The research builds on Kiick’s previous patented and patent-pending work in this area, but she said it is collaboration with others that is driving forward promising results. While the Kiick lab brings expertise in creating novel materials that can be used as delivery systems; Arthi Jayaraman, Centennial Term Professor for Excellence in Research and Education in the Department of Chemical and Biomolecular Engineering, is helping the team understand factors related to temperature sensitivity of the delivery vehicles and to develop computational tools that can help the research team characterize the vehicle’s shape.

Meanwhile, Price’s expertise in understanding post-traumatic osteoarthritis has been key to developing methods to use these nanoparticles to potentially treat disease. Price is exploring how particular drugs and cells interact, which may inform what specific classes of medicines are useful in treating osteoarthritis that develops following traumatic injury. The collaboration will help the Kiick lab tailor what types of nanoparticle devices can be used to deliver these different classes of medicines.

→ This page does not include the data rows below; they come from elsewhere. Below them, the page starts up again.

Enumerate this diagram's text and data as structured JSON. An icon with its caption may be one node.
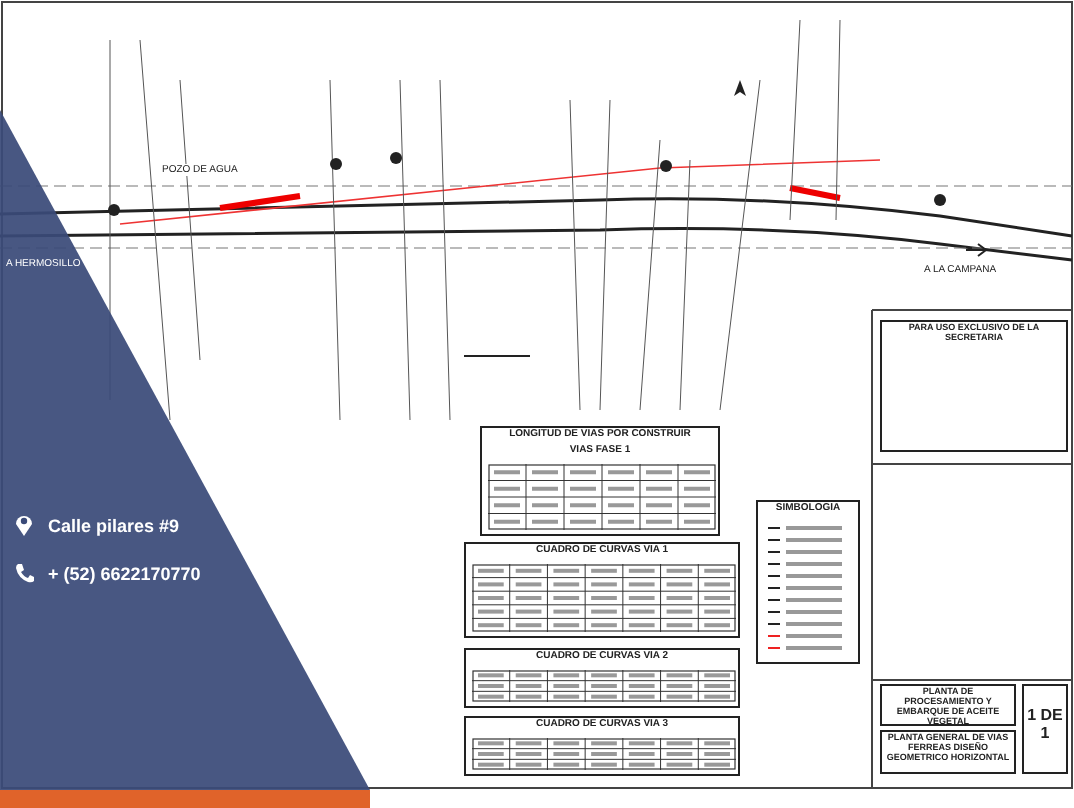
{
  "diagram": {
    "nodes": [
      {
        "text": [
          "LONGITUD DE VIAS POR CONSTRUIR",
          "VIAS FASE 1"
        ]
      },
      {
        "text": [
          "CUADRO DE CURVAS VIA 1"
        ]
      },
      {
        "text": [
          "CUADRO DE CURVAS VIA 2"
        ]
      },
      {
        "text": [
          "CUADRO DE CURVAS VIA 3"
        ]
      },
      {
        "text": [
          "SIMBOLOGIA"
        ]
      },
      {
        "text": [
          "PARA USO EXCLUSIVO DE LA SECRETARIA"
        ]
      },
      {
        "text": [
          "PLANTA DE PROCESAMIENTO Y EMBARQUE DE ACEITE VEGETAL"
        ]
      },
      {
        "text": [
          "PLANTA GENERAL DE VIAS FERREAS DISEÑO GEOMETRICO HORIZONTAL"
        ]
      },
      {
        "text": [
          "1 DE 1"
        ]
      }
    ],
    "labels": [
      "POZO DE AGUA",
      "A HERMOSILLO",
      "A LA CAMPANA",
      "Calle pilares #9",
      "+ (52) 6622170770"
    ]
  }
}
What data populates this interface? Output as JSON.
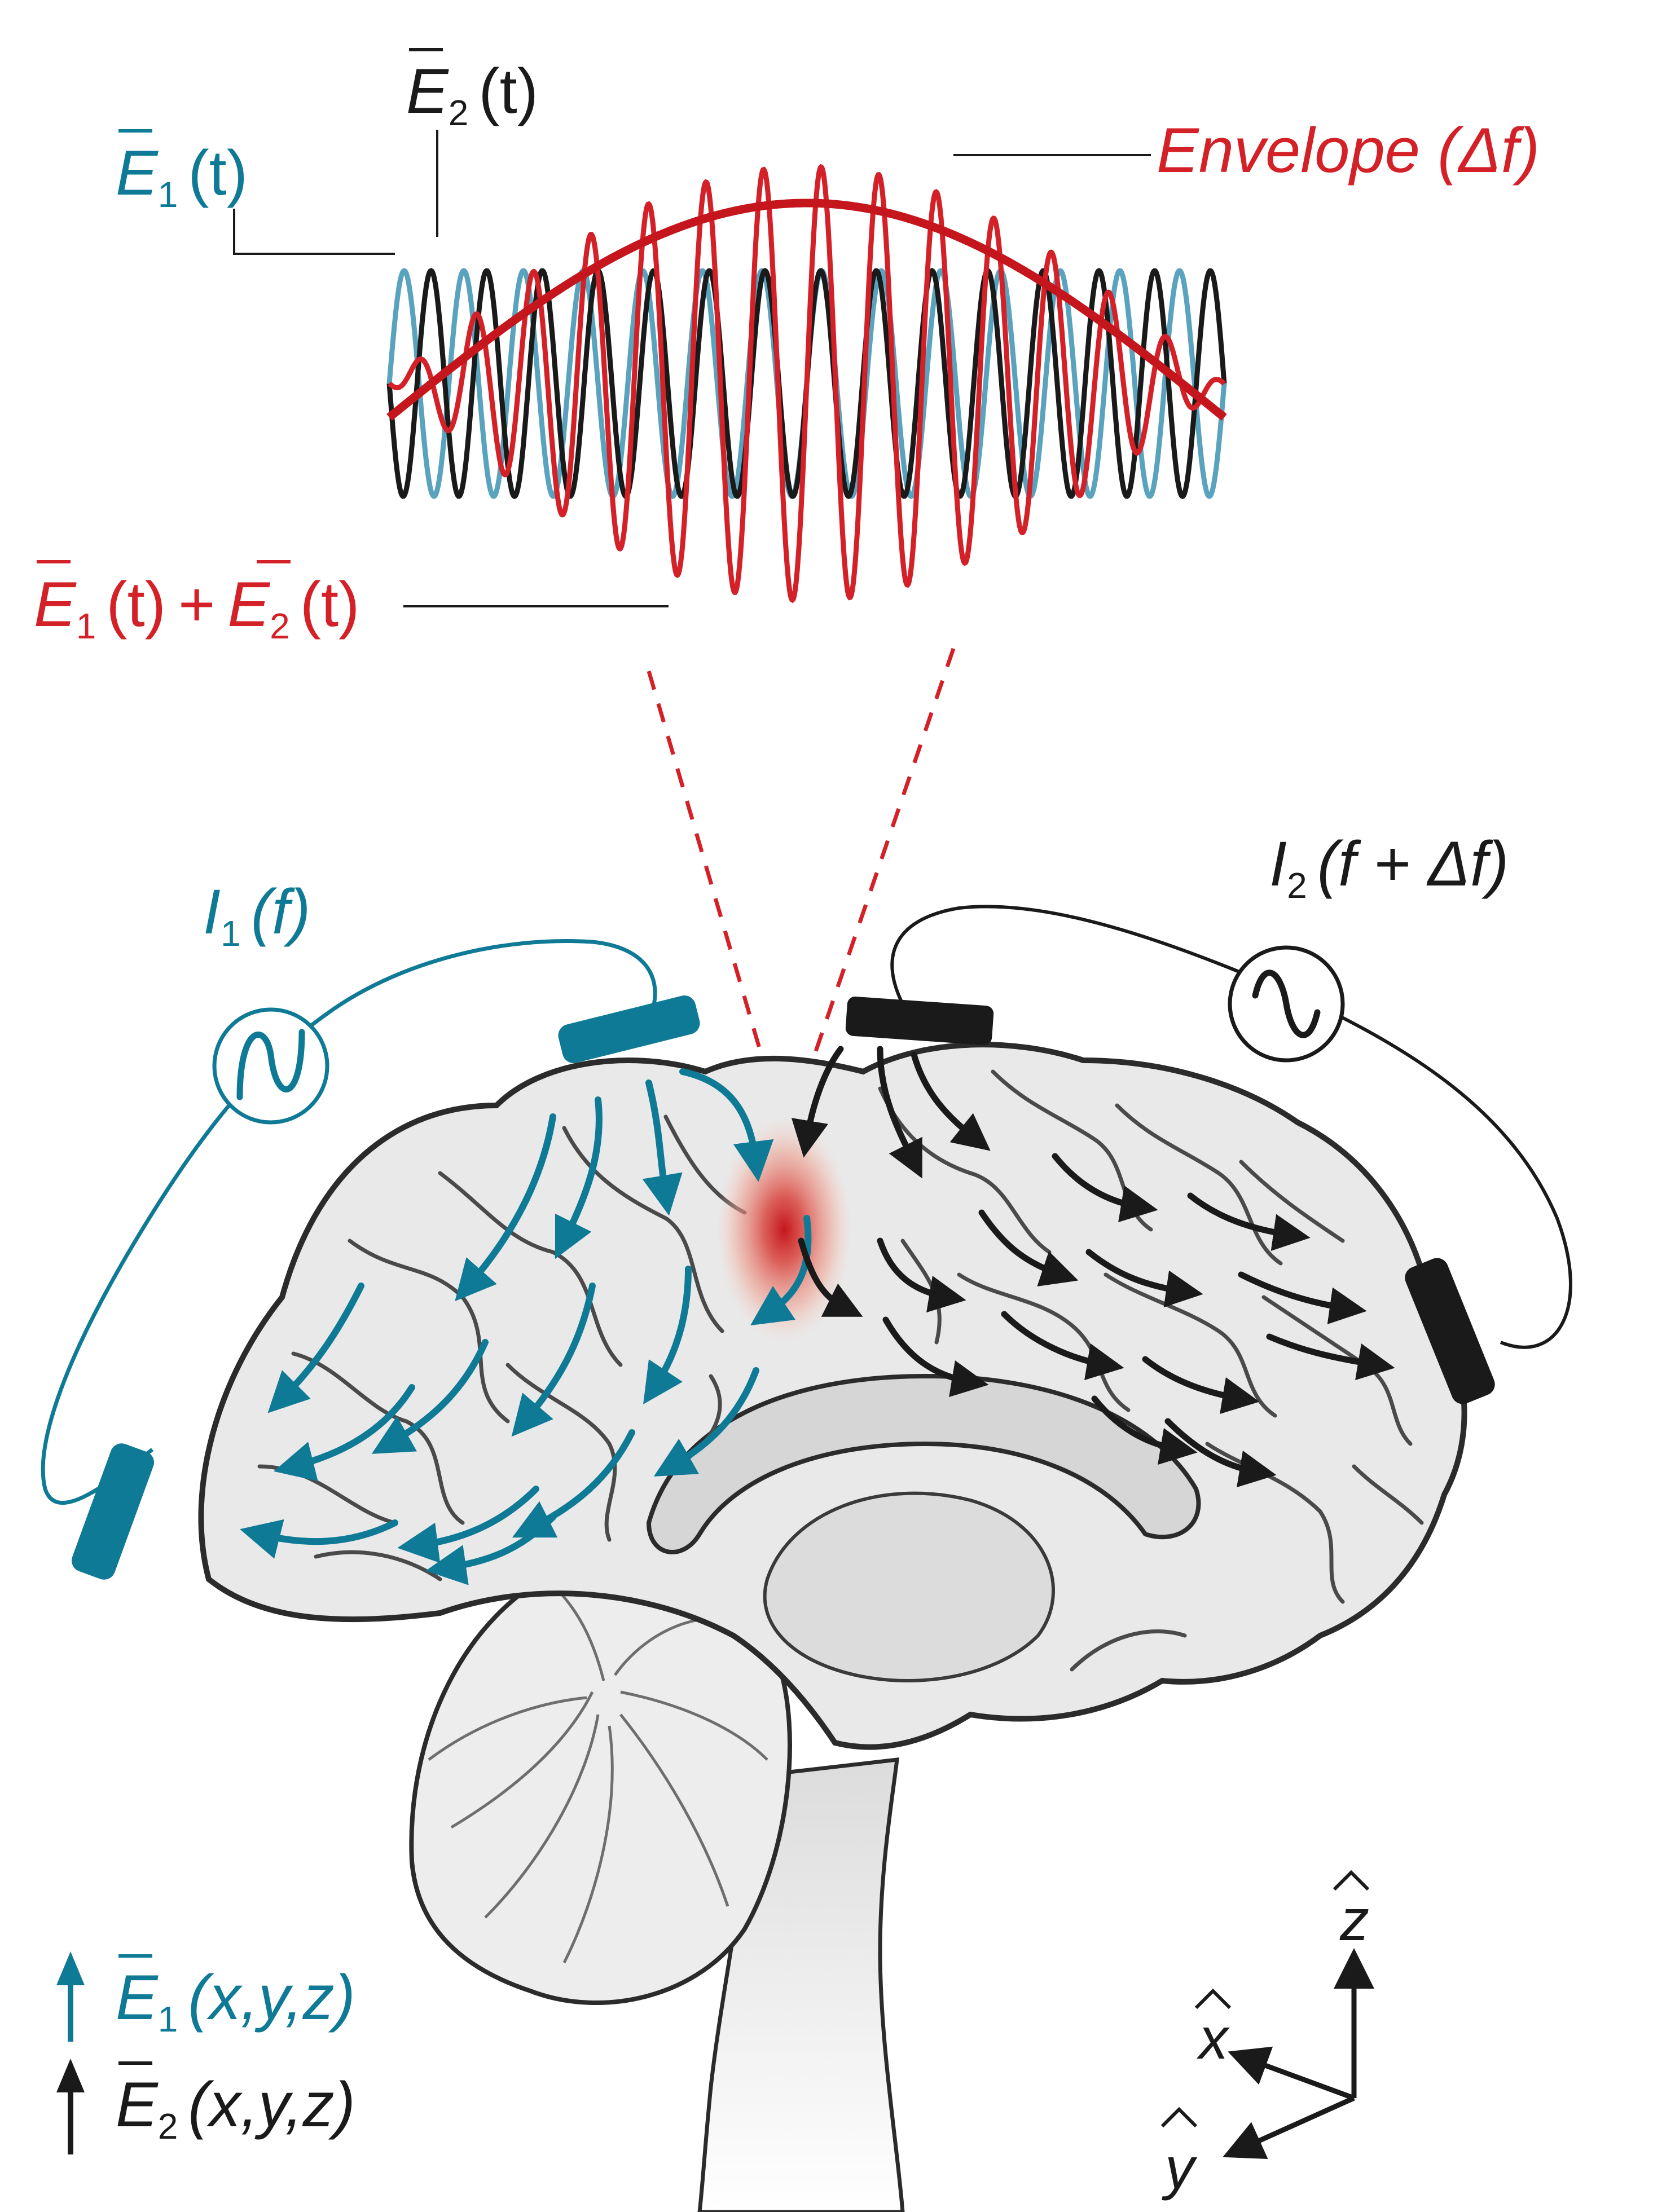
{
  "colors": {
    "e1": "#0e7a96",
    "e1_light": "#5aa3bf",
    "e2": "#1a1a1a",
    "sum": "#d42027",
    "brain_fill": "#e9e9e9",
    "brain_line": "#2b2b2b",
    "hot": "#d42027"
  },
  "waveform": {
    "e1_label": {
      "base": "E",
      "sub": "1",
      "arg": "(t)"
    },
    "e2_label": {
      "base": "E",
      "sub": "2",
      "arg": "(t)"
    },
    "envelope_label": "Envelope (Δf)",
    "sum_label": {
      "a_base": "E",
      "a_sub": "1",
      "a_arg": "(t)",
      "plus": "+",
      "b_base": "E",
      "b_sub": "2",
      "b_arg": "(t)"
    }
  },
  "sources": {
    "i1": {
      "base": "I",
      "sub": "1",
      "arg": "(f)",
      "icon": "sine-wave-icon"
    },
    "i2": {
      "base": "I",
      "sub": "2",
      "arg": "(f + Δf)",
      "icon": "sine-wave-icon"
    }
  },
  "legend": {
    "e1": {
      "base": "E",
      "sub": "1",
      "arg": "(x,y,z)"
    },
    "e2": {
      "base": "E",
      "sub": "2",
      "arg": "(x,y,z)"
    }
  },
  "axes": {
    "z": "z",
    "x": "x",
    "y": "y"
  }
}
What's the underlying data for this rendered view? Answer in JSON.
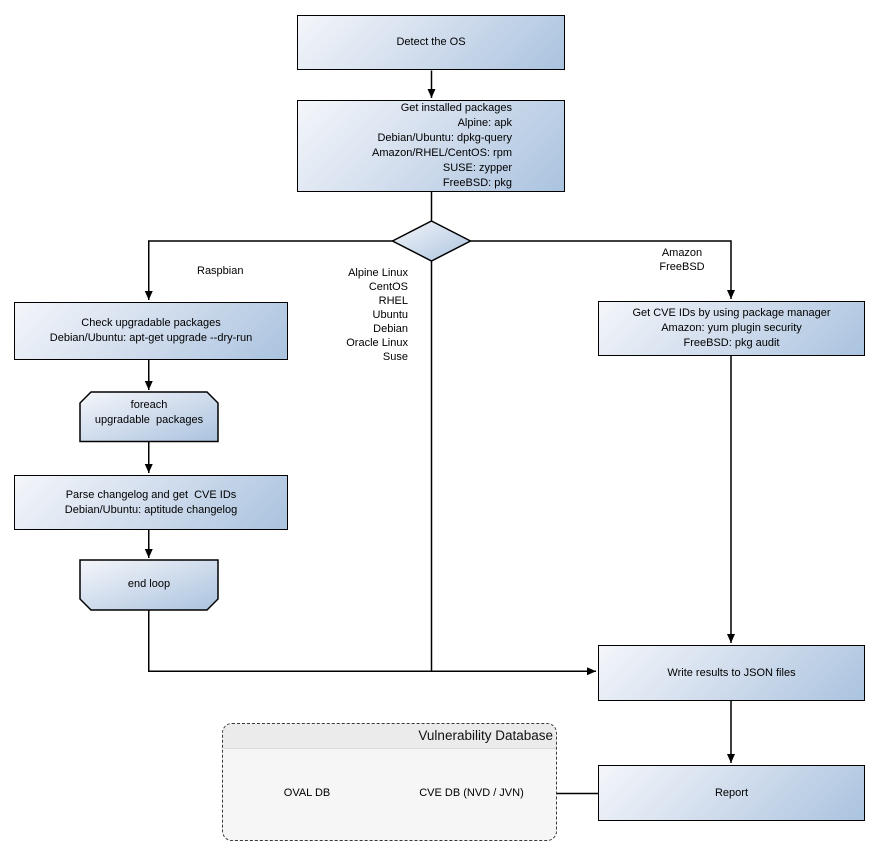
{
  "colors": {
    "node_gradient_light": "#f4f6fa",
    "node_gradient_dark": "#aac3df",
    "connector": "#000000",
    "db_container_fill": "#f6f6f6",
    "db_header_fill": "#ebebeb"
  },
  "nodes": {
    "detect_os": {
      "label": "Detect the OS"
    },
    "get_installed": {
      "lines": [
        "Get installed packages",
        "Alpine: apk",
        "Debian/Ubuntu: dpkg-query",
        "Amazon/RHEL/CentOS: rpm",
        "SUSE: zypper",
        "FreeBSD: pkg"
      ]
    },
    "check_upgradable": {
      "lines": [
        "Check upgradable packages",
        "Debian/Ubuntu: apt-get upgrade --dry-run"
      ]
    },
    "foreach_loop": {
      "lines": [
        "foreach",
        "upgradable  packages"
      ]
    },
    "parse_changelog": {
      "lines": [
        "Parse changelog and get  CVE IDs",
        "Debian/Ubuntu: aptitude changelog"
      ]
    },
    "end_loop": {
      "label": "end loop"
    },
    "get_cve_ids": {
      "lines": [
        "Get CVE IDs by using package manager",
        "Amazon: yum plugin security",
        "FreeBSD: pkg audit"
      ]
    },
    "write_results": {
      "label": "Write results to JSON files"
    },
    "report": {
      "label": "Report"
    }
  },
  "branch_labels": {
    "left": "Raspbian",
    "middle": [
      "Alpine Linux",
      "CentOS",
      "RHEL",
      "Ubuntu",
      "Debian",
      "Oracle Linux",
      "Suse"
    ],
    "right": [
      "Amazon",
      "FreeBSD"
    ]
  },
  "database": {
    "title": "Vulnerability Database",
    "oval_db": "OVAL DB",
    "cve_db": "CVE DB (NVD / JVN)"
  }
}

According to Kiick, thinking big, the team could imagine loading a custom cocktail of medicines into the drug-delivering nanoparticles capable of delivering relief over varying timescales and temperatures. The researchers already have the right material nanostructure that can allow this to happen; now they are exploring how to trigger the nanoparticles to release specific medications under particular conditions.

“You could imagine injecting these encapsulated medications at the knee,” she explained. “Then, when you want one medication to be released, the patient could ice their knee. If another drug is needed to provide relief over a longer time-period, heat could be applied.”

It could be a really simple way to help people manage chronic conditions that cause a lot of pain and reduce mobility. And because the treatment is local, it could reduce side effects that can occur when drugs have to be taken at high doses or over prolonged periods of time.

“If these delivery vehicles could reduce painful effects of osteoarthritis, or delay when osteoarthritis symptoms emerge, there could be important implications for improving quality of life for many people,” Kiick said.